All y'all self-hating pre-DO's/DO students read the book "The DO's Osteopathic Medicine in America" by Norman Gevitz" I think you can find a newfound appreciation for your profession, without needing to feel like a failure for not getting into an MD school.

All I got from reading that book was a burning desire to repeat the "California Experiment".


I'm not a self hating DO by any means, but lets not pretend the profession is something that it's not. We're physicians with a confusing degree title based on differences in medicine from almost 150 years ago, and in addition are forced to learn OMT, which at best is a distraction from the rest of your preclinical courses, and at worst taught as some sort of strange mystical answer to 99% of medical problems despite having extremely flimsy evidence behind it. This combination basically guarantees that DO students will grow to hate OMM by the time they graduate, regardless of their feelings when they enter med school.

Life would be simpler for both DOs and their patients if the AOA finally gave up the ghost and the degrees merged.
 
Ehh, while not always a useful tool, I imagine OMM can work for some people sometimes (with respect to pain). As a physician the goal is to alleviate suffering, and that my friends is a subjective assessment, magical placebo or not.

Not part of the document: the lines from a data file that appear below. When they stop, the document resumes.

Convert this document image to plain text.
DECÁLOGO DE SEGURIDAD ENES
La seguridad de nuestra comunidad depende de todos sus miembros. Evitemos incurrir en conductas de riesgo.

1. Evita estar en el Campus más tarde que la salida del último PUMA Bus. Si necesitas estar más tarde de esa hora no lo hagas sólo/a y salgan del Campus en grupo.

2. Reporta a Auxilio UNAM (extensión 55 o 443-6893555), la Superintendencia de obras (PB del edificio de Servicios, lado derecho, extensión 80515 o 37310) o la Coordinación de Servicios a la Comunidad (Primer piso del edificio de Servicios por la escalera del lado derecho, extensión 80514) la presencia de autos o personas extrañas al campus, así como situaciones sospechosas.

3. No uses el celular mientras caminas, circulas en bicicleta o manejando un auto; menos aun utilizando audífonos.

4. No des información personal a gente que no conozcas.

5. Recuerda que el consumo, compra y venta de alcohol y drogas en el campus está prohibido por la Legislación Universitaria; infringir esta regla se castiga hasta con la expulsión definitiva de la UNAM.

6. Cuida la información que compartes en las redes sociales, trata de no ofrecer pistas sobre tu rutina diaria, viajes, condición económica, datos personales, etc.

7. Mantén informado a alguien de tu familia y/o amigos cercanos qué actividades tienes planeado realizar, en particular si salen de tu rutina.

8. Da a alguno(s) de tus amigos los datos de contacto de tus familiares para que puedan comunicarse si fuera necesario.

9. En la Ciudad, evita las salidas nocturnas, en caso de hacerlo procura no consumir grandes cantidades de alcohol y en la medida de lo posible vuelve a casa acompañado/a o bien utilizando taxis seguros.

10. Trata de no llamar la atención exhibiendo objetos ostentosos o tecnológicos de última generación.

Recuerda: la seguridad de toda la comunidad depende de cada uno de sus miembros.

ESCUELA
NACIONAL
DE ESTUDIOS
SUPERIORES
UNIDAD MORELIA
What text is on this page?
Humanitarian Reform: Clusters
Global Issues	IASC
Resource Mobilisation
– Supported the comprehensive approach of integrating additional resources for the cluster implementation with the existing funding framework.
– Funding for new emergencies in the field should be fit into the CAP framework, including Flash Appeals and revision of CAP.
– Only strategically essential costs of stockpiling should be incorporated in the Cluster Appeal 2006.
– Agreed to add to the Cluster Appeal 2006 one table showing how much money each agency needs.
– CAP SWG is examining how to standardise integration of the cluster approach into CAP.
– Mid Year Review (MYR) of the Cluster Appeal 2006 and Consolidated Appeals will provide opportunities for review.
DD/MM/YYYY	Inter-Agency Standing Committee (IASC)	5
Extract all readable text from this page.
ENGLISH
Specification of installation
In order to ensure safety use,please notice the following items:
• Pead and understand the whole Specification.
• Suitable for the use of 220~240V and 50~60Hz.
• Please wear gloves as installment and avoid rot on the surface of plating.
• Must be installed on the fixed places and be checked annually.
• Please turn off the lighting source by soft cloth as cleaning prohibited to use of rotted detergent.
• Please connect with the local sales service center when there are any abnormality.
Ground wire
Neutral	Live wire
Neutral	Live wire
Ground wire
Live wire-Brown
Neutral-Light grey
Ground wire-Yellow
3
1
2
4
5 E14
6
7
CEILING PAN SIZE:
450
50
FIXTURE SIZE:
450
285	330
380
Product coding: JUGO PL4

All y'all self-hating pre-DO's/DO students read the book "The DO's Osteopathic Medicine in America" by Norman Gevitz" I think you can find a newfound appreciation for your profession, without needing to feel like a failure for not getting into an MD school.
yes I do hate OMM and I plan on never using it ever again in my life this doesn't make people that hate OMM self-hating DOs. I am proud to be a future physician which is what a DO is. I never understood how whenever people say they hate OMM everyone automatically thinks they are self hating DOs. You can hate OMM and love being a DO physician. OMM is a small meaningless aspect of becoming a DO
 
I get the chills just going on chiro websites. Especially when they start with chiropractic physician.
 
The level of butthurt on this thread is unreal. We get it! - you didn't get into MD school.
I'm grateful that my DO school gave me the opportunity to achieve my dream of becoming a physician. But my dream was always to be a physician, not specifically a DO.

I'm also grateful to my ACGME-accredited residency program where I've been able to learn from physicians who rely on medical literature from actual medical journals (not the OMM studies in the JAOA) in treating patients.

I'm not a self-hating DO, but I am a self-respecting physician who happens to have a DO degree.